A major source of cyber investment success discussion, is associated with data breach trends. There are numerous pieces of data to support the claim, that breaches are increasing. Increasing in volume (from 157 in 2005 to 783 in 2014), breadth and complexity. Many of the articles could admittedly be FUD raised by vendors to accelerate product adoption, but there is no denying the popularity of sites like HaveIBeenPwned, where the number of breached credentials is substantial and increasing. If cyber investment was efficient, shouldn’t these metrics be reducing?
This starts to generate two questions: either buyers are buying and using the wrong products or those products are not providing a decent return on investment.

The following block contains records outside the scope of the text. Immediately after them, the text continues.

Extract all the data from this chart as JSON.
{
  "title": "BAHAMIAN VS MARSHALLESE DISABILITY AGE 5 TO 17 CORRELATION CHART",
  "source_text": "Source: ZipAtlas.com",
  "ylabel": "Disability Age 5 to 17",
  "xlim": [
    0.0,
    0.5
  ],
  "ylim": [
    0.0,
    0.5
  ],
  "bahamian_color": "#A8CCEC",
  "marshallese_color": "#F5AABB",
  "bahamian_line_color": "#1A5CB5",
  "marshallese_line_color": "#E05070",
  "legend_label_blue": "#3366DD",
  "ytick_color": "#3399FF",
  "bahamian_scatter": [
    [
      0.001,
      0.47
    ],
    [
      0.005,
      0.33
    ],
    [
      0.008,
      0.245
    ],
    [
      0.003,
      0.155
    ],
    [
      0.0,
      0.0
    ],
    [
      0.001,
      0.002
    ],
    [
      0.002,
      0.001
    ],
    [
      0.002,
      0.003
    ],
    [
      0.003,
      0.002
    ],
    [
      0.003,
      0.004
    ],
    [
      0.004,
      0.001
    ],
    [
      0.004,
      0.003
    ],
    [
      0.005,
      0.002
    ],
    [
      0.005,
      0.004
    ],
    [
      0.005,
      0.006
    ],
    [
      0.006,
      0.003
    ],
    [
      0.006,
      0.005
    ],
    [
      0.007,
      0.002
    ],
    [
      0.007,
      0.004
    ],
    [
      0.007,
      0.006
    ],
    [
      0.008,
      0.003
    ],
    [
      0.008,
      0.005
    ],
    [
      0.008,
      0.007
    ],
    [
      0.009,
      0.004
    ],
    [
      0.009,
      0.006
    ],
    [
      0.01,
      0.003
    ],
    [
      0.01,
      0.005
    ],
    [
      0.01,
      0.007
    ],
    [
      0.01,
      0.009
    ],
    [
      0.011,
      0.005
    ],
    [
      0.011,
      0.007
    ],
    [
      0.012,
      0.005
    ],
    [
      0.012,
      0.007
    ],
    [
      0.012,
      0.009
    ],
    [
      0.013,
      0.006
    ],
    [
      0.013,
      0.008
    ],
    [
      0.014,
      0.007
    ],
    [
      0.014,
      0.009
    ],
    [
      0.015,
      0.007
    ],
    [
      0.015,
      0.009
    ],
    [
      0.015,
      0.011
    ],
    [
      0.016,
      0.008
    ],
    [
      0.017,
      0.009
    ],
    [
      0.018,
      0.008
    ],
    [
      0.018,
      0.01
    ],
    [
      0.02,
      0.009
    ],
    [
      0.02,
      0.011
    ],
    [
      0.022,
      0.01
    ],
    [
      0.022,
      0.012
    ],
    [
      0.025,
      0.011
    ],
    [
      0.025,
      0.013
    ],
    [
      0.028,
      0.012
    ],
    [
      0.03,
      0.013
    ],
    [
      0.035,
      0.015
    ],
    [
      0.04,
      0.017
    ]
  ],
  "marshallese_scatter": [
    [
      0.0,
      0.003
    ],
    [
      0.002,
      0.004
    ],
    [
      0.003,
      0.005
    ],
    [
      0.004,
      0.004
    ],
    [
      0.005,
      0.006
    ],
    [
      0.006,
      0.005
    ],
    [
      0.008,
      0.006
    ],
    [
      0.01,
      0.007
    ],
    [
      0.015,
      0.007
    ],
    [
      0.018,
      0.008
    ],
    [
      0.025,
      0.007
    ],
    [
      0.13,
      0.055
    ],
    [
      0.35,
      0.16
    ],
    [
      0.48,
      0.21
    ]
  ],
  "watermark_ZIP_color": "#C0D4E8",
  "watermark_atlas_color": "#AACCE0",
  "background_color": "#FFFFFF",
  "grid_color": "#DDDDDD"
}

5 ) Corporate Information Failure
- RoI on cyber product investment
- Cost of personal data protection
- The societal impact of critical infrastructure failures
- Risk management success criteria
- Cyber security certification benefit to corporations
Summary
Cyber security is a growing, complex and multi faceted market. Many aspects are emerging, with new vendors, design patterns and attack vectors being created monthly. Other aspects, such as risk management and core protection of critical assets are relatively mature and well understood, in comparison to the computational age.
The investment and usage patterns associated with cyber security technology however, are seemingly plagued with numerous information failures, resulting in complex procurement, skills and personnel misalignment.
A value driven approach is needed, where explicit investment decisions (on both the skills provider, procurer and end user side) are weighed against short and long term returns.